Per Jin era diverso. Lo vedeva davvero come un buon amico, e sapeva che se avesse pronunciato ad alta voce i suoi sentimenti, molto probabilmente lo avrebbe perso. Perso... se così si può dire per qualcuno che comunque non sarebbe diventato nessuno nella sua vita. Qualcuno che comunque sarebbero andate le cose, sarebbe sparito, senza lasciare traccia.

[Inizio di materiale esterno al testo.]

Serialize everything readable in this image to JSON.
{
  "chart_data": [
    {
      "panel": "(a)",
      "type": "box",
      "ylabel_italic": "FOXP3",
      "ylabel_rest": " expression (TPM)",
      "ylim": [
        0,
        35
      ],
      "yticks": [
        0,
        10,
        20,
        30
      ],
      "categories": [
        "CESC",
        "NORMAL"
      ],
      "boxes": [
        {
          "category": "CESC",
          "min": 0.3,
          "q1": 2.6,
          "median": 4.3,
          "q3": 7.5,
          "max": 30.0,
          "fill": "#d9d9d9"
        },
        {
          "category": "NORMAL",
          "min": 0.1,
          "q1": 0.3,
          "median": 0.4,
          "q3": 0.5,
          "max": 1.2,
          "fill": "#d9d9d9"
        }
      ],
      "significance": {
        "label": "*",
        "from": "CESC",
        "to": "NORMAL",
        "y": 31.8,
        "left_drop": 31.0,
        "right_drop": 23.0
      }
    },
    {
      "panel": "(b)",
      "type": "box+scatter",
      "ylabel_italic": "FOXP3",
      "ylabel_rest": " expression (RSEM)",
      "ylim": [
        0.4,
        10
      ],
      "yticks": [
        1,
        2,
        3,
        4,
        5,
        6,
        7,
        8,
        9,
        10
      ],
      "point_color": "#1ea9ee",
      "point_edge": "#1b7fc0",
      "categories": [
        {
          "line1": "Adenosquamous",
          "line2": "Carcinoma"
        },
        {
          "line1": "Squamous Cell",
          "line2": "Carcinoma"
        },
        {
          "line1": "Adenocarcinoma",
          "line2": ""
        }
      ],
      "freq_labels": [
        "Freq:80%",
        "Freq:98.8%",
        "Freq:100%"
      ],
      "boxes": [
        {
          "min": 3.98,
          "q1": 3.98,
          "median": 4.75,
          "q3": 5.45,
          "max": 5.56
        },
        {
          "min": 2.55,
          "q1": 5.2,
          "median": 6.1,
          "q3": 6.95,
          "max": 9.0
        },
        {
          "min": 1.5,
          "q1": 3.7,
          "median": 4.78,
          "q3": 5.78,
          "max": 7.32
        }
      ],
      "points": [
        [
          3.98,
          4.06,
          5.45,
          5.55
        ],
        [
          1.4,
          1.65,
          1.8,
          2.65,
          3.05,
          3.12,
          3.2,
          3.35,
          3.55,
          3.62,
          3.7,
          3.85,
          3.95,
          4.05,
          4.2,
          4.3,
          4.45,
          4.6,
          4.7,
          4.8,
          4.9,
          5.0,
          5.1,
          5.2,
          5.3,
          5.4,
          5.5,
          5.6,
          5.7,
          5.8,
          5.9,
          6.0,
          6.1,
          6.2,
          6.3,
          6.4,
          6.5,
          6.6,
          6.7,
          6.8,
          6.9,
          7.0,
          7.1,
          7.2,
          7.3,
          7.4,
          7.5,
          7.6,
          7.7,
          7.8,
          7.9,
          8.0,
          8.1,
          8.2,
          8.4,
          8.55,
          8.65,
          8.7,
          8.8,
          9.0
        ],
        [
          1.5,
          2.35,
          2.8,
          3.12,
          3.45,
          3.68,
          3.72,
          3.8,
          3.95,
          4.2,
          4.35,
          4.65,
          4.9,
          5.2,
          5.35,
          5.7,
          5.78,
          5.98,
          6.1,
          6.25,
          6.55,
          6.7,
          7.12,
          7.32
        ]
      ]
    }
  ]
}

«Non hai capito che io ci tengo a te? Non hai capito che ho fatto tutto questo per te, non solo perché apprezzo come sei, ma perché...» Jin si volse di nuovo verso la finestra. Non voleva sentire quello che lui aveva da dire, perché avrebbe portato al mettere paletti che non si sentiva pronta a mettere. «Chan, per favore. Non dire niente... Non...» Ma lui, forse anche a causa - o grazie - all'alcool, era intenzionato a continuare. «... perché mi piaci, Jin. Mi sei piaciuta dal primo momento e non sopporto di vederti stare male per lui, non sopporto vederlo trattarti di merda. Non sopporto il modo in cui ti prende...» Jin tornò su di lui, la sua espressione cambiò di colpo, diventando seria, quasi seccata.